Each edge's update in a given iteration reads only the previous iteration's values. There are no read–write dependencies between edges within the same iteration. This makes DRESS embarrassingly parallel at the edge level:

CPU (OpenMP). The reference C implementation parallelizes the edge loop with #pragma omp parallel for. Each thread processes a subset of edges independently.
GPU (CUDA / OpenCL / Metal). Each edge can be mapped to a single thread or warp. The CSR adjacency and intercept arrays are read-only during the iteration, so they can reside in device memory with no synchronization. Only a barrier between iterations (to swap the read/write buffers) is needed.

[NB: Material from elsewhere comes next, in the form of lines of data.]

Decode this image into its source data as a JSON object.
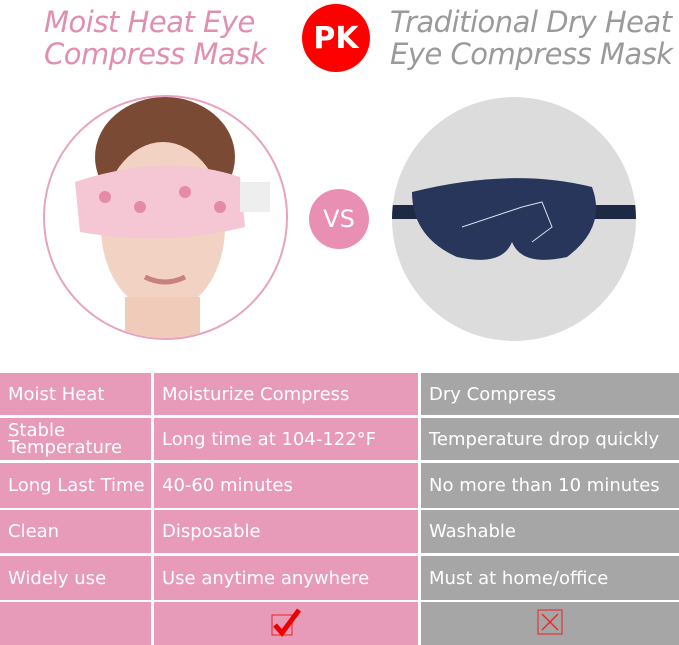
{
  "header": {
    "left_title_line1": "Moist Heat Eye",
    "left_title_line2": "Compress Mask",
    "badge": "PK",
    "right_title_line1": "Traditional Dry Heat",
    "right_title_line2": "Eye Compress Mask",
    "vs": "VS"
  },
  "colors": {
    "pink": "#e89bb8",
    "gray": "#a6a6a6",
    "badge_red": "#ff0000"
  },
  "table": {
    "rows": [
      [
        "Moist Heat",
        "Moisturize Compress",
        "Dry Compress"
      ],
      [
        "Stable Temperature",
        "Long time at 104-122°F",
        "Temperature drop quickly"
      ],
      [
        "Long Last Time",
        "40-60 minutes",
        "No more than 10 minutes"
      ],
      [
        "Clean",
        "Disposable",
        "Washable"
      ],
      [
        "Widely use",
        "Use anytime anywhere",
        "Must at home/office"
      ]
    ],
    "result_icons": [
      "checkmark-icon",
      "cross-icon"
    ]
  }
}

Distributed. Edges can be partitioned across machines. Each partition needs read access to the edge values of its neighbors (a halo / ghost layer), exchanged once per iteration. The communication volume scales with the number of cut edges between partitions, not the total graph size.

The double-buffering scheme (current values in edge_dress, next values in edge_dress_next, swapped after each iteration) eliminates all write conflicts and makes the iteration deterministic regardless of execution order.